We found out he was for sure a he.  We've had our scares, but we have made it to 2014.  Still pregnant.  Thankfully, still pregnant.  We need to hold out for a few more weeks and then we can have our little guy whenever he's ready to make an appearance.  My dream would be that I could have as natural of a birth as possible, but if it requires medical intervention to make it safer, so be it.  I just want my guy safe.  In two weeks I start grad school.

So my un-resolutions overall are to be the best person I can be to be the best wife, mother, dog mother, student, etc. I'm doing this for me.  I'm going to try and be healthier, but that's always the goal, isn't it?  We took a step in that direction by purchasing a half of a cow and throwing it [with ridiculously pregnancy inspired organized fashion] in the most glorious and HUGE deep freeze we could buy.  I reasoned with Justin we needed a huge freezer because I plan on producing a lot of boob juice.  I'd like to start a backyard garden this year not only to be self-sufficient and try and save money on vegetables, but also to encourage myself to be outside in the sun to help myself and Ollie soak up some vitamin D.  We're getting a beautiful stroller with off road tires so that we can go on walks with our stripy pit bull both on our street and on the amazing trails by our house.  I've had such a hard time being positive that I'm going to try and see the best in situations instead of my normal drama queen meltdowns.  That one will require years of work, Rome wasn't built in a day...

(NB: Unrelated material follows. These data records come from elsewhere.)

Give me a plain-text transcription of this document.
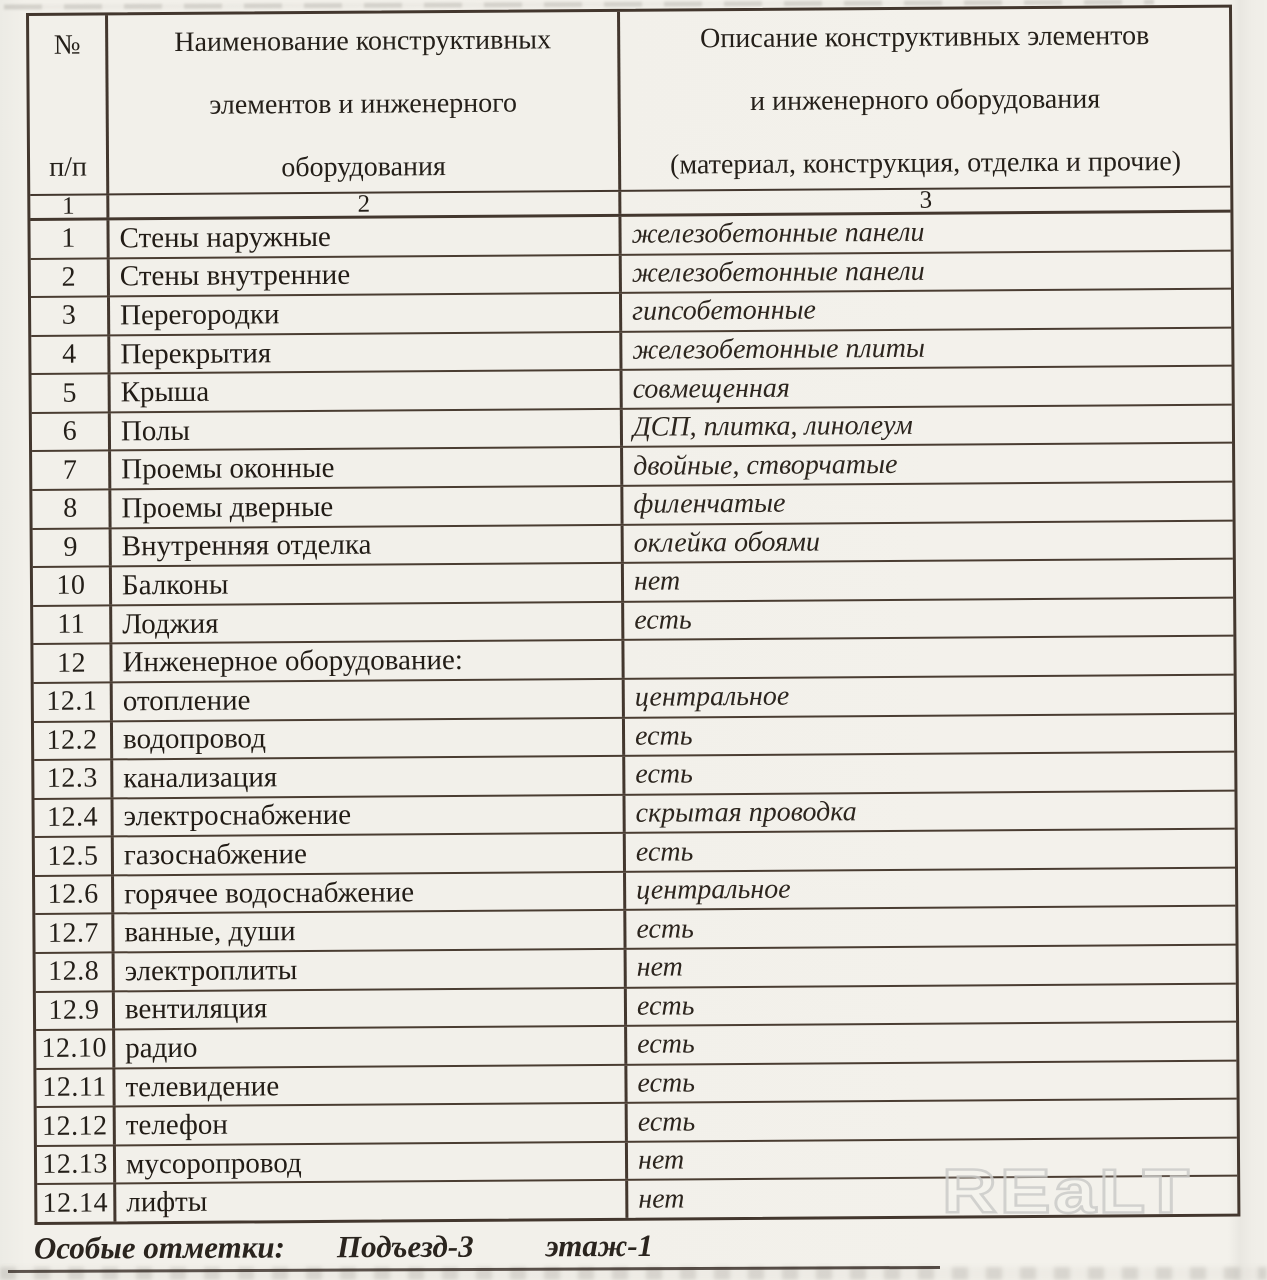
№
п/п
Наименование конструктивных
элементов и инженерного
оборудования
Описание конструктивных элементов
и инженерного оборудования
(материал, конструкция, отделка и прочие)
1	2	3
1	Стены наружные	железобетонные панели
2	Стены внутренние	железобетонные панели
3	Перегородки	гипсобетонные
4	Перекрытия	железобетонные плиты
5	Крыша	совмещенная
6	Полы	ДСП, плитка, линолеум
7	Проемы оконные	двойные, створчатые
8	Проемы дверные	филенчатые
9	Внутренняя отделка	оклейка обоями
10	Балконы	нет
11	Лоджия	есть
12	Инженерное оборудование:
12.1 отопление	центральное
12.2 водопровод	есть
12.3 канализация	есть
12.4 электроснабжение	скрытая проводка
12.5 газоснабжение	есть
12.6 горячее водоснабжение	центральное
12.7 ванные, души	есть
12.8 электроплиты	нет
12.9 вентиляция	есть
12.10 радио	есть
12.11 телевидение	есть
12.12 телефон	есть
12.13 мусоропровод	нет
12.14 лифты	нет
Особые отметки: Подъезд-3 этаж-1
REaLT
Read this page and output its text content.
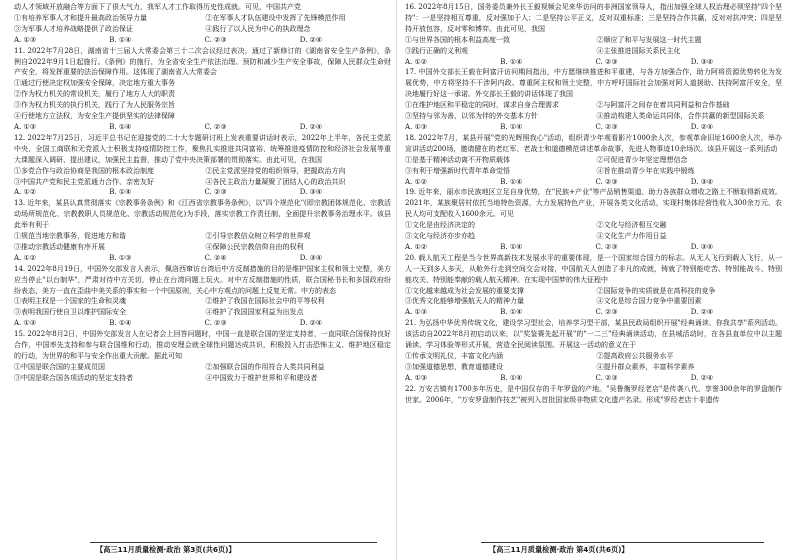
动人才领域开放融合等方面下了很大气力，我军人才工作取得历史性成就。可见，中国共产党
①有培养军事人才和提升最高政治领导力量	②在军事人才队伍建设中发挥了先锋模范作用
③为军事人才培养战略提供了政治保证	④践行了以人民为中心的执政理念
A. ①③	B. ①④	C. ②③	D. ②④
11. 2022年7月28日，湖南省十三届人大常委会第三十二次会议经过表决，通过了新修订的《湖南省安全生产条例》，条例自2022年9月1日起施行。《条例》的施行，为全省安全生产依法治理、预防和减少生产安全事故，保障人民群众生命财产安全，将发挥重要的法治保障作用。这体现了湖南省人大常委会
①通过行使决定权加强安全保障，决定地方重大事务
②作为权力机关的常设机关，履行了地方人大的职责
③作为权力机关的执行机关，践行了为人民服务宗旨
④行使地方立法权，为安全生产提供坚实的法律保障
A. ①③	B. ①④	C. ②③	D. ②④
12. 2022年7月25日，习近平总书记在迎接党的二十大专题研讨班上发表重要讲话时表示，2022年上半年，各民主党派中央、全国工商联和无党派人士积极支持疫情防控工作，聚焦扎实推进共同富裕、统筹推进疫情防控和经济社会发展等重大课题深入调研、提出建议，加强民主监督，推动了党中央决策部署的贯彻落实。由此可见，在我国
①多党合作与政治协商是我国的根本政治制度	②民主党派坚持党的组织领导，把握政治方向
③中国共产党和民主党派通力合作、亲密友好	④各民主政治力量凝聚了团结人心的政治共识
A. ①②	B. ①④	C. ②③	D. ③④
13. 近年来，某县认真贯彻落实《宗教事务条例》和《江西省宗教事务条例》，以"四个规范化"(即宗教团体规范化、宗教活动场所规范化、宗教教职人员规范化、宗教活动规范化)为手段，落实宗教工作责任制，全面提升宗教事务治理水平。该县此举有利于
①规范当地宗教事务，促进地方和谐	②引导宗教信众树立科学的世界观
③推动宗教活动健康有序开展	④保障公民宗教信仰自由的权利
A. ①②	B. ①③	C. ②④	D. ③④
14. 2022年8月19日，中国外交部发言人表示，佩洛西窜访台湾后中方反制措施的目的是维护国家主权和领土完整，美方应当停止"以台制华"，严肃对待中方关切，停止在台湾问题上玩火。对中方反制措施的性质，联合国秘书长和多国政府纷纷表态，美方一直在歪曲中美关系的事实和一个中国原则，关心中方观点的问题上反复无常。中方的表态
①表明主权是一个国家的生命和灵魂	②维护了我国在国际社会中的平等权利
③表明我国行使自卫以维护国际安全	④维护了我国国家利益为出发点
A. ①③	B. ①④	C. ②③	D. ②④
15. 2022年8月2日，中国外交部发言人在记者会上回答问题时，中国一直是联合国的坚定支持者，一直同联合国保持良好合作，中国率先支持和参与联合国维和行动，推动安理会就全球性问题达成共识，积极投入打击恐怖主义、维护地区稳定的行动，为世界的和平与安全作出重大贡献。据此可知
①中国是联合国的主要成员国	②加强联合国的作用符合人类共同利益
③中国是联合国各项活动的坚定支持者	④中国致力于维护世界和平和建设者
【高三11月质量检测·政治 第3页(共6页)】
16. 2022年8月15日，国务委员兼外长王毅视频会见来华访问的非洲国家领导人，指出加强全球人权治理必须坚持"四个坚持"：一是坚持相互尊重，反对强加于人；二是坚持公平正义，反对双重标准；三是坚持合作共赢，反对对抗冲突；四是坚持开放包容，反对零和博弈。由此可见，我国
①与世界各国的根本利益高度一致	②顺应了和平与发展这一时代主题
③践行正确的义利观	④主张推进国际关系民主化
A. ①②	B. ①④	C. ②③	D. ③④
17. 中国外交部长王毅在阿富汗访问期间指出，中方愿继续推进和平重建，与各方加强合作，助力阿将资源优势转化为发展优势，中方将坚持不干涉阿内政、尊重阿主权和领土完整，中方呼吁国际社会加强对阿人道援助、扶持阿富汗安全，坚决地履行好这一承诺。外交部长王毅的讲话体现了我国
①在维护地区和平稳定的同时，谋求自身合理需求	②与阿富汗之间存在着共同利益和合作基础
③坚持与邻为善、以邻为伴的外交基本方针	④推动构建人类命运共同体，合作共赢的新型国际关系
A. ①③	B. ①④	C. ②③	D. ②④
18. 2022年7月，某县开展"党的光辉照我心"活动，组织青少年观看影片1000余人次，参观革命旧址1600余人次，举办宣讲活动200场，邀请健在的老红军、老战士和道德模范讲述革命故事，先进人物事迹10余场次。该县开展这一系列活动
①是基于精神活动离不开物质载体	②可促进青少年坚定理想信念
③有利于增强新时代青年革命觉悟	④旨在推动青少年在实践中锻炼
A. ①②	B. ①④	C. ②③	D. ③④
19. 近年来，丽水市民族地区立足自身优势，在"民族+产业"等产品销售渠道、助力各族群众增收之路上不断取得新成效。2021年，某族聚居村依托当地特色资源，大力发展特色产业，开展各类文化活动，实现村集体经营性收入300余万元、农民人均可支配收入1600余元。可见
①文化是由经济决定的	②文化与经济相互交融
③文化与经济亦步亦趋	④文化生产力作用日益
A. ①②	B. ①④	C. ②③	D. ③④
20. 载人航天工程是当今世界高新技术发展水平的重要体现，是一个国家综合国力的标志。从无人飞行到载人飞行，从一人一天到多人多天，从舱外行走到空间交会对接，中国航天人创造了非凡的成就，铸就了特别能吃苦、特别能战斗、特别能攻关、特别能奉献的载人航天精神。在实现中国梦的伟大征程中
①文化越来越成为社会发展的重要支撑	②国际竞争的实质就是在高科技的竞争
③优秀文化能够增强航天人的精神力量	④文化是综合国力竞争中重要因素
A. ①③	B. ①④	C. ②③	D. ②④
21. 为弘扬中华优秀传统文化，建设学习型社会，培养学习型干部，某县民政局组织开展"经典诵读、你我共享"系列活动。该活动自2022年8月初启动以来，以"奖鉴赛先起开展"的"一二三"经典诵读活动，在县城活动时，在各县直单位中以主题诵读、学习体验等形式开展，营造全民阅读氛围。开展这一活动的意义在于
①传承文明礼仪，丰富文化内涵	②提高政府公共服务水平
③加强道德思想，教育道德建设	④提升群众素养，丰富科学素养
A. ①③	B. ①④	C. ②③	D. ②④
22. 万安古镇有1700多年历史，是中国仅存的千年罗盘的产地。"吴鲁衡罗经老店"是传袭八代、享誉300余年的罗盘制作世家。2006年，"万安罗盘制作技艺"被列入首批国家级非物质文化遗产名录。形成"罗经老店十非遗传
【高三11月质量检测·政治 第4页(共6页)】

This year will be hard.  No doubt about that.  The first month not being allowed to work.  Sitting at home trying not to be depressed about being bored.  Then finishing up a hard pregnancy and dealing with the sure exhaustion that comes with being new parents.  School is going to be harder than I can even imagine right now, especially with the aforementioned exhaustion.  Pathophysiology is no joke.  That being said, I'm ready.  I feel I've mentally prepared for what's ahead as much as possible and the rest of it is just going to be a complete leap of faith.  Let's do this 2014.